My mind began to wander, the way it does in that vivid dream-like state that occurs on the precipice of sleep and for a while, I found myself traveling inside a cattle truck with some cows being transported to slaughter. It was dark and suffocatingly hot, and the truck rattled violently over the undulating ground. I later recognised the scene from a video I'd seen years earlier on social media that made me cry, showing a truck filled with exhausted animals, that had stopped mid way through a long, stiflingly hot journey which they were to be killed at the end of. The suffering that humans inflict on other species is something that I spend a lot of my time feeling tormented by, and wishing to change, so it is a common feature of my trips in some form or another.
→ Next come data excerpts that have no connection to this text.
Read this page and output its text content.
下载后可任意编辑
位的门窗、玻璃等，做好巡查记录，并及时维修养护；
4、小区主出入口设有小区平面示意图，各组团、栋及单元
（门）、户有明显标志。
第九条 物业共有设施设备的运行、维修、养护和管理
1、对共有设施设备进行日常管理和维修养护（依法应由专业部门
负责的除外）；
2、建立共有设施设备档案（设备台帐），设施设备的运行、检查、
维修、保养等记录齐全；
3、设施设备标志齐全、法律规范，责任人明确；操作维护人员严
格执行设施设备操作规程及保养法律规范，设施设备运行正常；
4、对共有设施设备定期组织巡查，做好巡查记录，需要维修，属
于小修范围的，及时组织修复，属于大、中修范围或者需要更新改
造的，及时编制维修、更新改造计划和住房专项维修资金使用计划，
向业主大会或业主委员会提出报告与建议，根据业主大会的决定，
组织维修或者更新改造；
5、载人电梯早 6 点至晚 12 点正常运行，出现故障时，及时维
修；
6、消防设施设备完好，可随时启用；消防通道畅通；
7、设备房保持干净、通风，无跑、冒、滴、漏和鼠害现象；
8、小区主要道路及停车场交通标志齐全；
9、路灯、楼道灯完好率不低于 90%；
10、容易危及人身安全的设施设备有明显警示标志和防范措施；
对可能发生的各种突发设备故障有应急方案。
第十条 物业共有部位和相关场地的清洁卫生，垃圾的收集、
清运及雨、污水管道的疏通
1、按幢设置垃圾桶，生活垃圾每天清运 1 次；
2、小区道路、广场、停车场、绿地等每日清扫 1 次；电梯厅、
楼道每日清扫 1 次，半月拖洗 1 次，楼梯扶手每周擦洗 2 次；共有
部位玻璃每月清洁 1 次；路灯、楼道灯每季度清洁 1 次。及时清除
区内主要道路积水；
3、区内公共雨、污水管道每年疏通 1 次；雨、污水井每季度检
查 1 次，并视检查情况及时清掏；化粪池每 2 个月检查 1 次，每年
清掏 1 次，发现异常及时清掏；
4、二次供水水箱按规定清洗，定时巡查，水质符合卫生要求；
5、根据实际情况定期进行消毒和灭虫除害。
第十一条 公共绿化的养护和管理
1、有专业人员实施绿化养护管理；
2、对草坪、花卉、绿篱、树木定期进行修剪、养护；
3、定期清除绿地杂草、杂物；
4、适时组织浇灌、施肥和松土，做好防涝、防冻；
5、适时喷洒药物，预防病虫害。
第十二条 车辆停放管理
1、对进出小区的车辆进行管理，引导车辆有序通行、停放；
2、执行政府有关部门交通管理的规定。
Throughout the duration of the trip, I had felt an almost painful stinging sensation in my face. Although this flushing was most likely physiological in origin as a result of some compound in the mushrooms, it directed my thoughts to the concept of trauma being stored in the body, and what might lie at the root of this sensation. As a teenager, after years of constant criticism from my parents, teachers and even friends, I internalised the belief that there must be something wrong with me and a debilitating period of social anxiety followed, during which almost any social interaction made me so uncomfortable and ashamed, that I would feel my skin flushing. Immersed in the memory of these feelings, the surrounding darkness became filled with the image of neural connections, lighting up as information was shuttled between them as if I were seeing inside my own brain, while a script ran in the background, flickering rapidly though all of the events that had contributed to this sense of being a bad person.

The trip descended into a blissful afterglow. I felt so relaxed that I was barely capable of speech. My cat came to sit with me for a while and as he lay on my chest, purring, I felt fascinated by the connection I share with this little creature whose instincts and experience of reality are so different from mine and yet we are such good friends.

Although the trip wasn't quite as strong as I'd set out for, I had a definite sense of having been somewhere else for a long time. The Golden Teachers felt like a mellow, forgiving mushroom compared to some other strains I have taken. Less mind blowing, but more healing. Though as I am coming to learn, there is no such thing as a predictable psychedelic experience.